Shi Feng, kılıcını sallayarak Nadir Lordu geri itti ve saldırıyla -400’ün üzerinde hasar verdi. Daha sonra ileri bir adım attı ve 1. Kademe Chop’u kullandı. Saldırı Hızı ve Araf Gücünün hasar güçlendirmeleri nedeniyle, -4.920, -7.312 ve -7.324’lük kritik çift hasarlar, Kurt tepki veremeden Kurt’un kafasının üzerinde belirdi.
Kızıl Gölge Kurt, küçük yolun kenarındaki bir taş sütuna çarparak savruldu.
Nadir Lord ve Kılıç Ustasının Güçlü Yönleri artık aynı seviyede değildi.

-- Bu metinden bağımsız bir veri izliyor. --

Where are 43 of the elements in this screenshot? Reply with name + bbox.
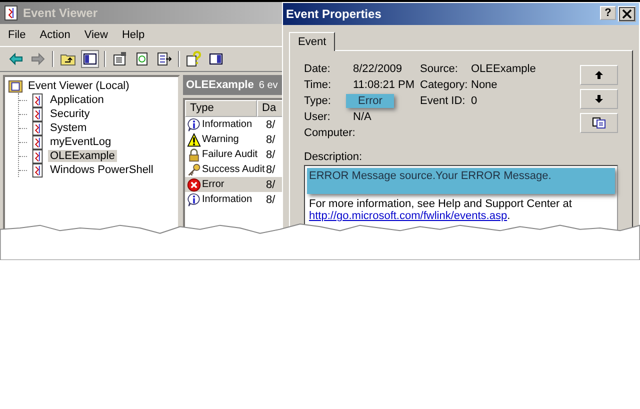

Aniden, Shi Feng’in öfkeli kükremesi mağara boyunca yankılandı.
Ejderhanın Otoritesi!
(Ejderhanın Otoritesi)
Cennetsel Ejderhanın kudretiyle çevredeki tüm düşmanları bastırın, 30 yarda mesafe içindeki düşmanlara Korku durumu uygulayın, Saldırı Güçlerini , Saldırı Hızlarını ve Hareket Hızlarını 1 dakika boyunca azaltın .
Kızıl Gölge Kurt’un hızı düştükten sonra Nadir Lord, Shi Feng’e rakip olmaktan daha da uzaktı.
Birkaç saniye içinde Kızıl Gölge Kurt’un HP’si %30’a düştü.
Bu eşiğe ulaştığında Kızıl Gölge Kurt değişmeye ve büyümeye başladı. Ayrıca hançerlerini de yan tarafa fırlattı. Artık eskisinden dört kat daha büyük, iki katlı bir bina kadar yüksekti. Adım atarken yer titriyordu.
Zero Wing ekibi yalnızca görünüşten bu canavarın ne kadar korkunç hale geldiğini anladı.
Ancak Shi Feng’in umurunda değildi. Dişlerini gıcırdatarak Blade Liberation’ı etkinleştirdi.
Aniden, Abyssal Blade göz kamaştırıcı bir gümüş ışık yaydı, gücü Shi Feng’e aktı.